Keeping it real, it takes the time that it takes! Working with your horse
It is easy to get sidetracked on the opinion of others and their expectations and their goals or agendas. Especially today, with social media where everyone shows you what they would like you to see. The perfect picture. Often this is not the whole story, just the highlights or final result. Not the long road it took with all the detours to get there or the back steps and regrouping.
We all travel our own journey, and every horse and rider is unique. Some horses or riders pick up the process very quickly with excellent body awareness – others well – let’s say I have meet horses that are not so sure where their legs are. These horses are often spooky and worried once. So it is difficult to place a time frame on an outcome.
But I found all of these horses improve with considered and consistent work.
Here the fun begins it is like when you are pregnant, and everyone touches your belly, all the stories and advice. Quick remedies and short cuts comparisons you name it.
Some people like to make you feel small and themselves big, they like placing their insecurities on you.
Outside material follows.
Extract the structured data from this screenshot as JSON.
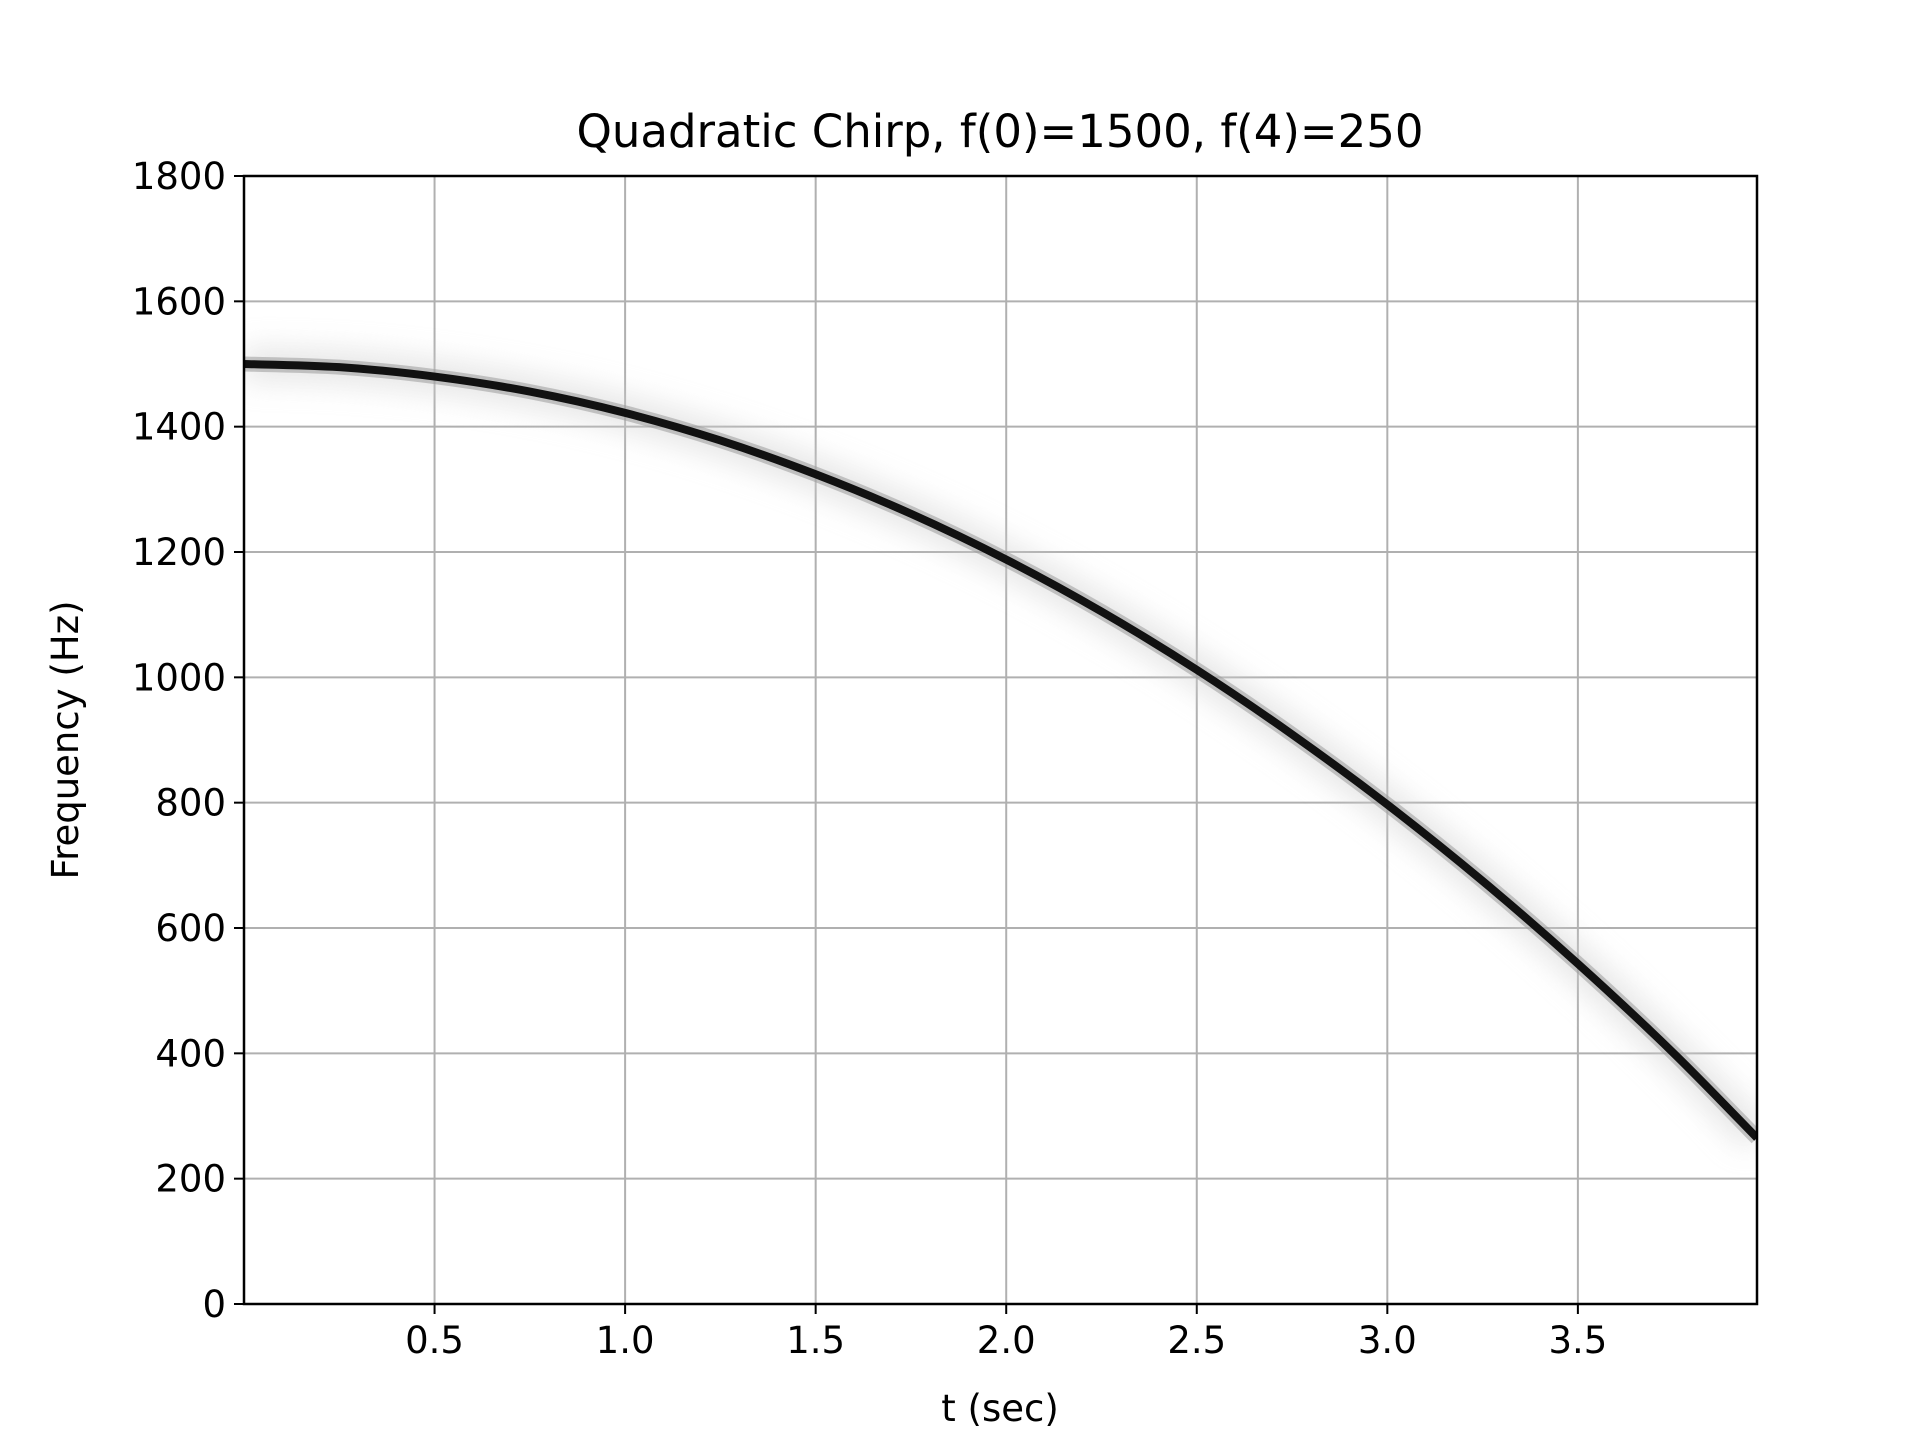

I am giving these horses the time to feel where there feet and balance is small nuances, lots of transitions up and down in the right rhythm and tempo, so they have time to bend all the joints and place their feet. Not to rush through and lean through corners and circles. Keeping the horse’s mind is engaged. Nothing is worse for a horse than to go mindlessly around the outside oft he arena in the same gait, imagining watching the same movie all over again whenever you see a particular friend.
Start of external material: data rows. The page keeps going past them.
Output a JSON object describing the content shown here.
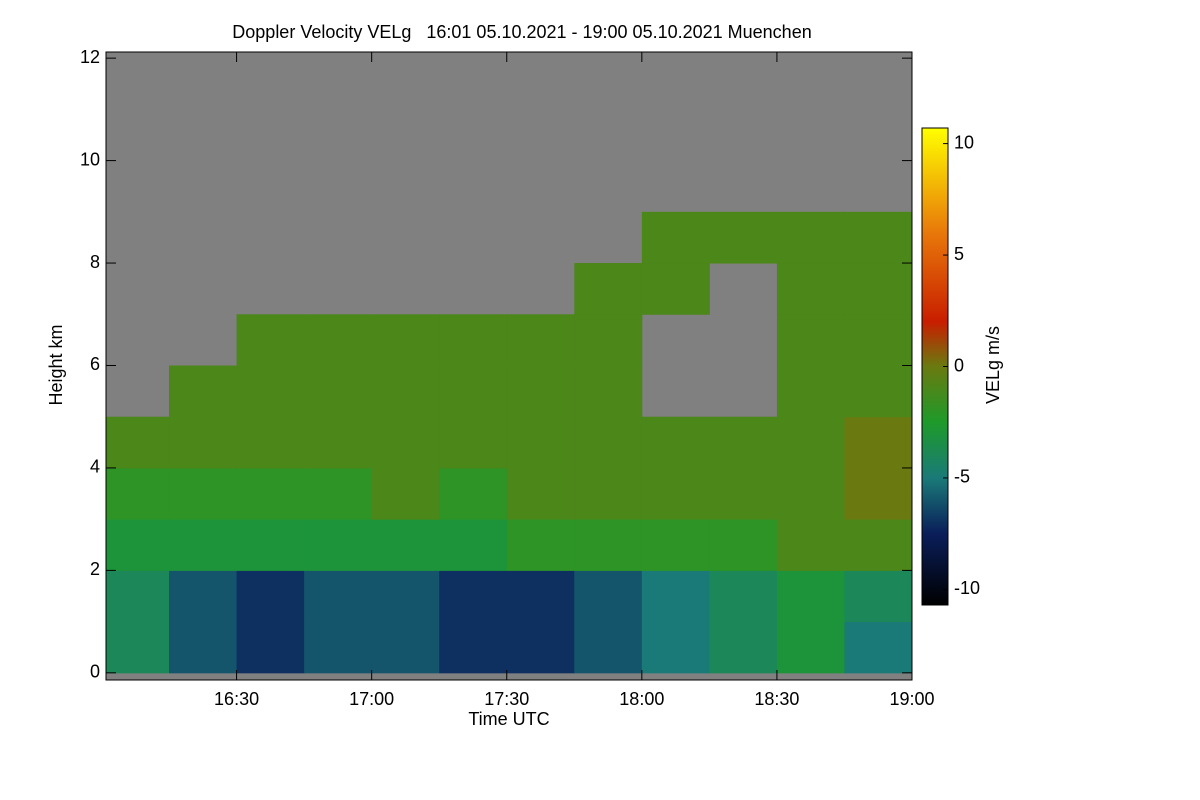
{
  "chart_data": {
    "type": "heatmap",
    "title": "Doppler Velocity VELg   16:01 05.10.2021 - 19:00 05.10.2021 Muenchen",
    "x_label": "Time UTC",
    "y_label": "Height km",
    "colorbar_label": "VELg m/s",
    "x_edges": [
      "16:01",
      "16:15",
      "16:30",
      "16:45",
      "17:00",
      "17:15",
      "17:30",
      "17:45",
      "18:00",
      "18:15",
      "18:30",
      "18:45",
      "19:00"
    ],
    "y_edges": [
      0,
      1,
      2,
      3,
      4,
      5,
      6,
      7,
      8,
      9,
      10,
      11,
      12
    ],
    "values": [
      [
        -4,
        -6,
        -7,
        -6,
        -6,
        -7,
        -7,
        -6,
        -5,
        -4,
        -3,
        -5
      ],
      [
        -4,
        -6,
        -7,
        -6,
        -6,
        -7,
        -7,
        -6,
        -5,
        -4,
        -3,
        -4
      ],
      [
        -3,
        -3,
        -3,
        -3,
        -3,
        -3,
        -2,
        -2,
        -2,
        -2,
        -1,
        -1
      ],
      [
        -2,
        -2,
        -2,
        -2,
        -1,
        -2,
        -1,
        -1,
        -1,
        -1,
        -1,
        0
      ],
      [
        -1,
        -1,
        -1,
        -1,
        -1,
        -1,
        -1,
        -1,
        -1,
        -1,
        -1,
        0
      ],
      [
        null,
        -1,
        -1,
        -1,
        -1,
        -1,
        -1,
        -1,
        null,
        null,
        -1,
        -1
      ],
      [
        null,
        null,
        -1,
        -1,
        -1,
        -1,
        -1,
        -1,
        null,
        null,
        -1,
        -1
      ],
      [
        null,
        null,
        null,
        null,
        null,
        null,
        null,
        -1,
        -1,
        null,
        -1,
        -1
      ],
      [
        null,
        null,
        null,
        null,
        null,
        null,
        null,
        null,
        -1,
        -1,
        -1,
        -1
      ],
      [
        null,
        null,
        null,
        null,
        null,
        null,
        null,
        null,
        null,
        null,
        null,
        null
      ],
      [
        null,
        null,
        null,
        null,
        null,
        null,
        null,
        null,
        null,
        null,
        null,
        null
      ],
      [
        null,
        null,
        null,
        null,
        null,
        null,
        null,
        null,
        null,
        null,
        null,
        null
      ]
    ],
    "xlim": [
      "16:01",
      "19:00"
    ],
    "xticks": [
      "16:30",
      "17:00",
      "17:30",
      "18:00",
      "18:30",
      "19:00"
    ],
    "ylim": [
      -0.14,
      12.12
    ],
    "yticks": [
      0,
      2,
      4,
      6,
      8,
      10,
      12
    ],
    "clim": [
      -10.7,
      10.7
    ],
    "cticks": [
      -10,
      -5,
      0,
      5,
      10
    ],
    "no_data_color": "#808080",
    "colormap": [
      {
        "value": -10.7,
        "color": "#000000"
      },
      {
        "value": -7.5,
        "color": "#0a1e5a"
      },
      {
        "value": -5,
        "color": "#1a7a78"
      },
      {
        "value": -2.5,
        "color": "#1e9a2a"
      },
      {
        "value": 0,
        "color": "#6a7a10"
      },
      {
        "value": 2,
        "color": "#c81e00"
      },
      {
        "value": 6,
        "color": "#e8780a"
      },
      {
        "value": 10.7,
        "color": "#ffff00"
      }
    ]
  }
}
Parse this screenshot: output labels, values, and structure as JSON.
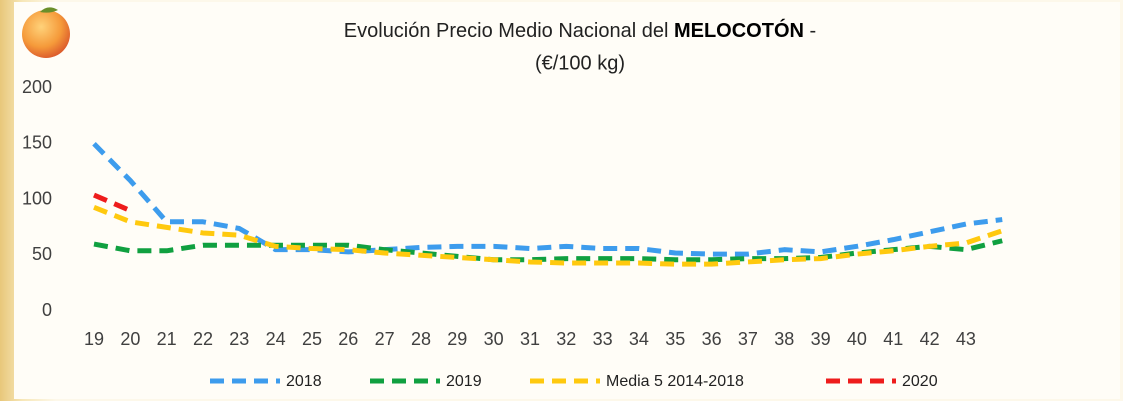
{
  "chart_data": {
    "type": "line",
    "title": "Evolución Precio Medio Nacional del",
    "title_highlight": "MELOCOTÓN",
    "title_suffix": "-",
    "subtitle": "(€/100 kg)",
    "categories": [
      "19",
      "20",
      "21",
      "22",
      "23",
      "24",
      "25",
      "26",
      "27",
      "28",
      "29",
      "30",
      "31",
      "32",
      "33",
      "34",
      "35",
      "36",
      "37",
      "38",
      "39",
      "40",
      "41",
      "42",
      "43",
      null
    ],
    "series": [
      {
        "name": "2018",
        "color": "#3d9ced",
        "values": [
          150,
          117,
          80,
          80,
          74,
          55,
          55,
          53,
          55,
          57,
          58,
          58,
          56,
          58,
          56,
          56,
          52,
          51,
          51,
          55,
          53,
          58,
          64,
          71,
          78,
          82
        ]
      },
      {
        "name": "2019",
        "color": "#10a040",
        "values": [
          60,
          54,
          54,
          59,
          59,
          59,
          59,
          59,
          55,
          52,
          49,
          46,
          46,
          47,
          47,
          47,
          46,
          46,
          47,
          47,
          48,
          52,
          55,
          58,
          55,
          63
        ]
      },
      {
        "name": "Media 5 2014-2018",
        "color": "#ffc90e",
        "values": [
          93,
          80,
          75,
          70,
          68,
          58,
          56,
          55,
          52,
          50,
          48,
          46,
          44,
          43,
          43,
          43,
          42,
          42,
          44,
          46,
          47,
          51,
          54,
          58,
          61,
          72
        ]
      },
      {
        "name": "2020",
        "color": "#ee1c1c",
        "values": [
          104,
          90,
          null,
          null,
          null,
          null,
          null,
          null,
          null,
          null,
          null,
          null,
          null,
          null,
          null,
          null,
          null,
          null,
          null,
          null,
          null,
          null,
          null,
          null,
          null,
          null
        ]
      }
    ],
    "ylim": [
      0,
      200
    ],
    "yticks": [
      0,
      50,
      100,
      150,
      200
    ],
    "grid": false,
    "legend": "bottom"
  }
}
They start feeling better in their body and looking forward to the session if you are creative. Lateral works are your best friend.
I thought the more lessons I had the better I would get. It doesn’t work like that. It takes the time it takes. Even haven a professional ride your horse, tremendous, but at the end of the day it is your horse, and the sweat tears and constant work comes from you.
Figuring it out one step at the time as frustrating at it is, it is also very rewarding.
You are focusing on mainly on using your body positioning. It is pretty ugly at the start, but so worthwhile. By the end, your horse could trot figure of eights, forward, rhythmic, zero loss of balance. Correct bend, simply from you changing the bend in your body and staying centred in alignment, occasionally adding appropriate leg aids and small corrections with the rein aids.
You are practising until you feel it. A steady rhythm, the speed appropriate for the horses, balance quicker hind legs and a softback doesn’t mean faster.
Let go of any expectation or judgment and just kept practising until you feel it. It is magic. It will become so easy, so effortless, and then you wonder why you couldn’t I do this month ago. Yet one piece of the puzzle was missing, whatever that peace was it needed readjusting fine finetuning. And maybe tomorrow you won’t be able to “get the same feel or coordinating, and that will be ok too. It is like misplacing your car keys keep looking they are there.
At the end of the day. It is how you and your horse feel about, as a result of training or work you have done together.
A huge part of riding is feeling the little shifts and nuances.
Sometimes when we try too hard, it works against us. We want it to happen now. We miss the highlights and strength of better coordination.
Often it is also the trust in a horse; finally, someone speaks their language and nurtures that we created that is carefully growing one bit at the time.